A
gamificação do ódio no submundo das redes
As mais
de 2 milhões de pessoas que assistiram ao show gratuito de Lady Gaga na praia
de Copacabana, no sábado passado (03/05), não podiam imaginar que quase viveram
uma tragédia motivada pelo ódio. Enquanto o mar de gente batia leques em
sincronia com os sucessos da cantora, em uma celebração de diversidade e
empatia, a Polícia Civil do Rio de Janeiro impedia um ataque com coquetéis
molotov e bombas improvisadas.
Tratava-se
de um atentado organizado por jovens usuários de plataformas digitais como o
Discord, que mirava o público LGBTQIA+ e crianças. Chamavam o plano de “desafio
coletivo”, em busca de notoriedade online. O episódio, que poderia ter
terminado em luto nacional, é um alerta urgente sobre o crescimento de redes de
ódio entre os mais jovens — e sobre como as plataformas, de forma
irresponsável, fomentam essa radicalização.
Há algo
de profundamente geracional nesse fenômeno.
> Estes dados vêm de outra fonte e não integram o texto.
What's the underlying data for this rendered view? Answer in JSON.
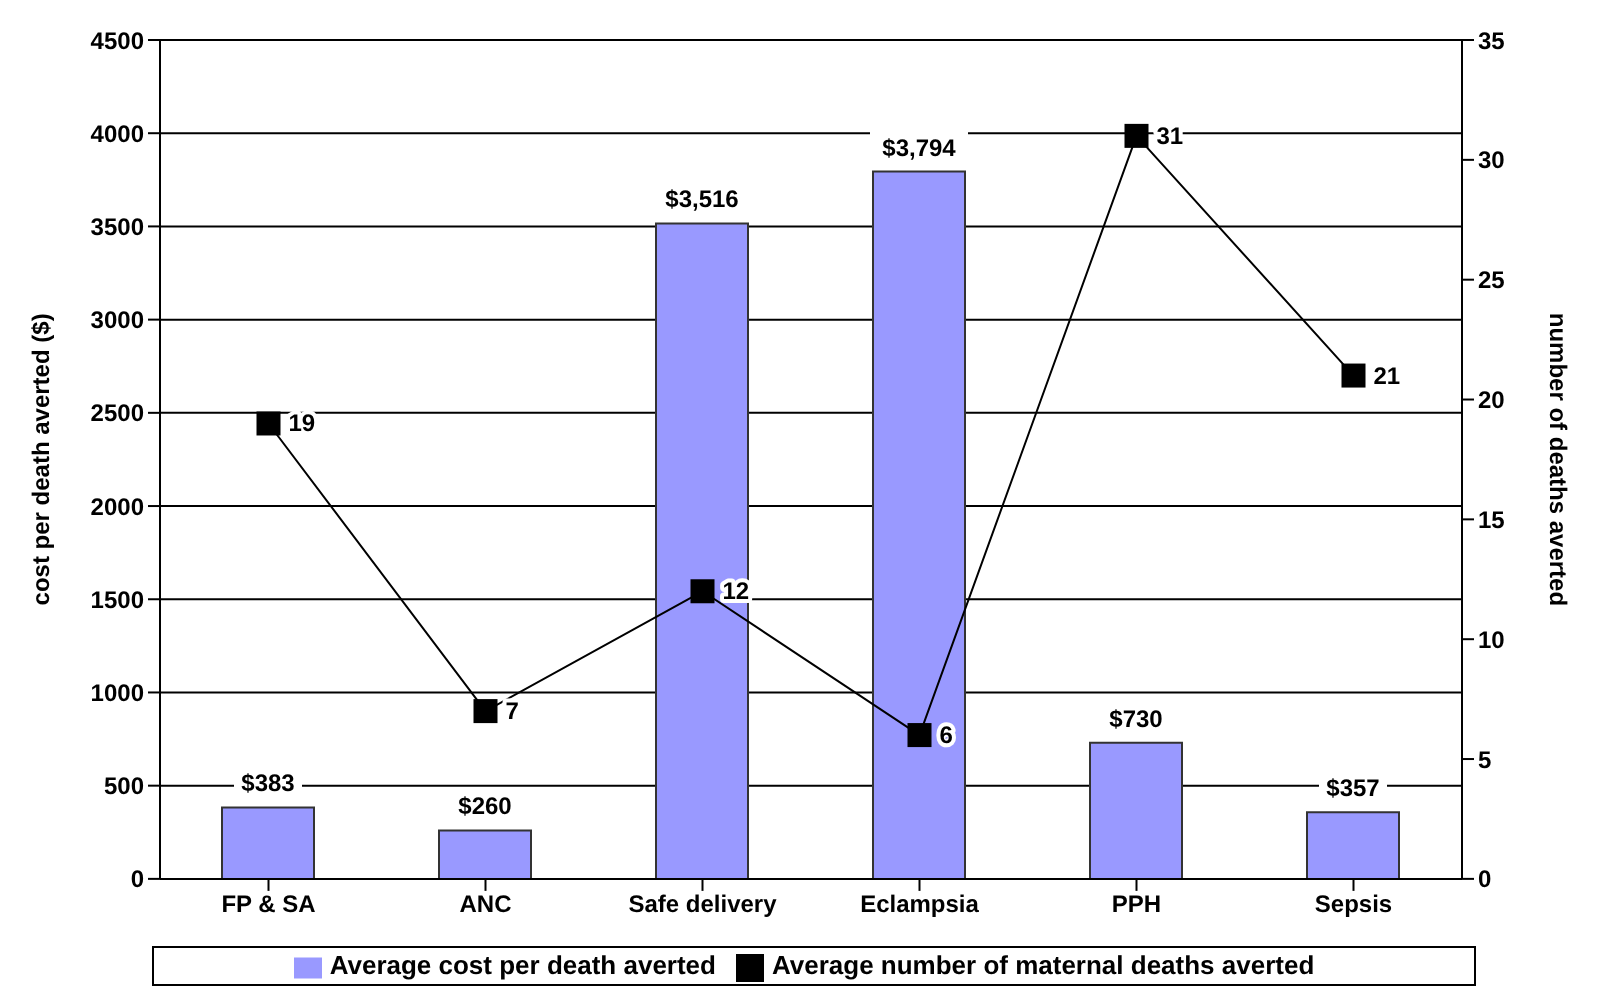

A série Adolescência, da Netflix,
bateu recorde de espectadores ao retratar com crueza como jovens vivem em
ambientes hiperconectados, com ausência do Estado e de supervisão parental e
permeados por bullying, masculinidade tóxica e normalização da violência. É um
espelho não só do que acontece no Brasil, mas também no mundo afora. Dados do
Gallup mostram que estamos diante de uma ruptura ideológica entre jovens homens
e mulheres da Geração Z.
Nos
Estados Unidos de Donald Trump, mulheres de 18 a 30 anos são hoje 30 pontos
percentuais mais liberais que seus pares masculinos. Na Alemanha, onde uma
aliança de direita saiu vitoriosa em eleições recentes e o partido de
extrema-direita AfD está crescendo a uma taxa alarmante, a diferença também é
de 30 pontos. Na Polônia, embora a extrema direita tenha deixado o poder no fim
de 2023 depois de 8 anos, quase metade dos homens entre 18 e 21 anos apoia
partidos dessa orientação política, contra apenas um sexto das mulheres da
mesma faixa etária.
Misoginia,
racismo e transfobia
Tal
polarização entre jovens se dá justamente num momento em que redes como o
Discord, TikTok e Reddit se tornaram espaços formativos de identidade. Em vez
de promoverem diversidade, no entanto, muitas dessas plataformas funcionam como
máquinas de produção e circulação de ódio. O estudo “Mapping Discord’s
Darkside”, publicado na New Media & Society, revela que, apesar dos
esforços de marketing para se distanciar da extrema-direita, o Discord abriga
milhares de servidores associados a discursos neonazistas, misóginos, racistas,
transfóbicos e conspiratórios. Foram identificados 2.741 servidores com essas
características — com mais de 850 mil membros ativos.
Essas
redes acabam funcionando como espaços de aliciamento, em que jovens,
principalmente meninos, são atraídos por memes ousados (“edgy”), promessas de
pertencimento e jogos de identidade baseados na exclusão do outro. A estrutura
do Discord, que valoriza a privacidade e descentralização, se tornou o terreno
fértil ideal para o surgimento dessas “tecnoculturas tóxicas”, como define a
pesquisadora Adrienne Massanari. Plataformas como Disboard — um motor de busca
informal para servidores de Discord — são utilizadas para recrutar adolescentes
para comunidades que glorificam o nazismo, estimulam o ódio a mulheres e
LGBTQIA+, e até oferecem “serviços” de ataques coordenados a outros servidores.
Parte
do sucesso desses ambientes de radicalização se deve à gamificação — o uso de
elementos típicos de jogos, como desafios, recompensas e rankings, em contextos
que não são jogos. Aplicada a redes sociais e fóruns extremistas, a gamificação
transforma o engajamento em competição e o discurso de ódio em desafio lúdico.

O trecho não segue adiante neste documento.